John Gledson - Diria que o nacionalismo machadiano, nesse textos e noutros lugares, é ao mesmo tempo profundo e relativo. Quero dizer, ele vê todas as pragas brasileiras e o profundo efeito que tinham e têm sobre o país – sabe que não basta queimar alguns documentos, ou passar uma lei, para eliminar a escravidão do país. Ao mesmo tempo, ele é brasileiro, situa a esmagadora maioria dos seus escritos no Brasil (com importantes exceções, como muitos contos de Papéis avulsos), porque só pode ver a humanidade através desse prisma, e evidentemente, amava o seu país, sentia uma profunda ligação com ele, com as suas próprias raízes.
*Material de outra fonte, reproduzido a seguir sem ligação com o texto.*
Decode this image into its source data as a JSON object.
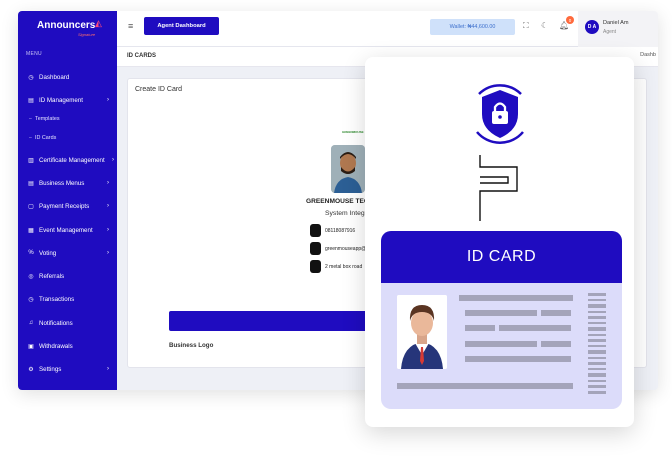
{
  "app": {
    "brand": "Announcers",
    "brand_sub": "Signature",
    "menu_caption": "MENU",
    "sidebar": {
      "items": [
        {
          "label": "Dashboard",
          "icon": "dashboard-icon",
          "chevron": false
        },
        {
          "label": "ID Management",
          "icon": "id-card-icon",
          "chevron": true
        },
        {
          "label": "Certificate Management",
          "icon": "certificate-icon",
          "chevron": true
        },
        {
          "label": "Business Menus",
          "icon": "menu-book-icon",
          "chevron": true
        },
        {
          "label": "Payment Receipts",
          "icon": "receipt-icon",
          "chevron": true
        },
        {
          "label": "Event Management",
          "icon": "calendar-icon",
          "chevron": true
        },
        {
          "label": "Voting",
          "icon": "percent-icon",
          "chevron": true
        },
        {
          "label": "Referrals",
          "icon": "referral-icon",
          "chevron": false
        },
        {
          "label": "Transactions",
          "icon": "transactions-icon",
          "chevron": false
        },
        {
          "label": "Notifications",
          "icon": "bell-icon",
          "chevron": false
        },
        {
          "label": "Withdrawals",
          "icon": "withdrawal-icon",
          "chevron": false
        },
        {
          "label": "Settings",
          "icon": "gear-icon",
          "chevron": true
        }
      ],
      "sub_items": [
        "Templates",
        "ID Cards"
      ]
    },
    "topbar": {
      "agent_button": "Agent Dashboard",
      "wallet": "Wallet: ₦44,600.00",
      "notification_count": "0",
      "user_initials": "D A",
      "user_name": "Daniel Am",
      "user_role": "Agent"
    },
    "page": {
      "title": "ID CARDS",
      "right_text": "Dashb",
      "card_title": "Create ID Card",
      "mini_logo": "GREENMOUSE",
      "holder_name": "GREENMOUSE TECHI",
      "holder_role": "System Integra",
      "phone": "08118087916",
      "email": "greenmouseapp@",
      "address": "2 metal box road",
      "business_logo_label": "Business Logo"
    }
  },
  "panel": {
    "card_heading": "ID CARD",
    "icons": [
      "shield-lock-icon",
      "circuit-line-icon",
      "person-avatar-icon",
      "barcode-icon"
    ]
  },
  "colors": {
    "brand_blue": "#1f0cc0",
    "card_lilac": "#dcdcfa",
    "wallet_bg": "#cfe1fa",
    "badge_orange": "#ff6a3d"
  }
}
Tinha algumas idéias interessantes e heterodoxas sobre o Brasil; Numa das suas últimas cartas, por exemplo, diz que um grande problema do país é seu tamanho, que outros (como Afonso Celso, em Porque me ufano do meu país) vêem como vantagem.

IHU On-Line - E, ainda, Machado é muito lido em língua inglesa?

John Gledson - Seria hipocrisia dizer que Machado é muito lido pelo menos na Inglaterra – a única prova que posso dar é a quase ausência dele das livrarias, mesmo as melhores. Nos Estados Unidos, pode ser que a situação seja um pouco melhor, mas, se for, é um fenômeno recente, porque num excelente ensaio de uns dez anos atrás, Daphne Patai diz que os livros não vendiam. Agora vai sair uma nova antologia dos contos, que eu traduzi, sob o título de A chapter of hats, pela Bloomsbury, uma excelente editora. Tomara que mude um pouco esta situação lamentável.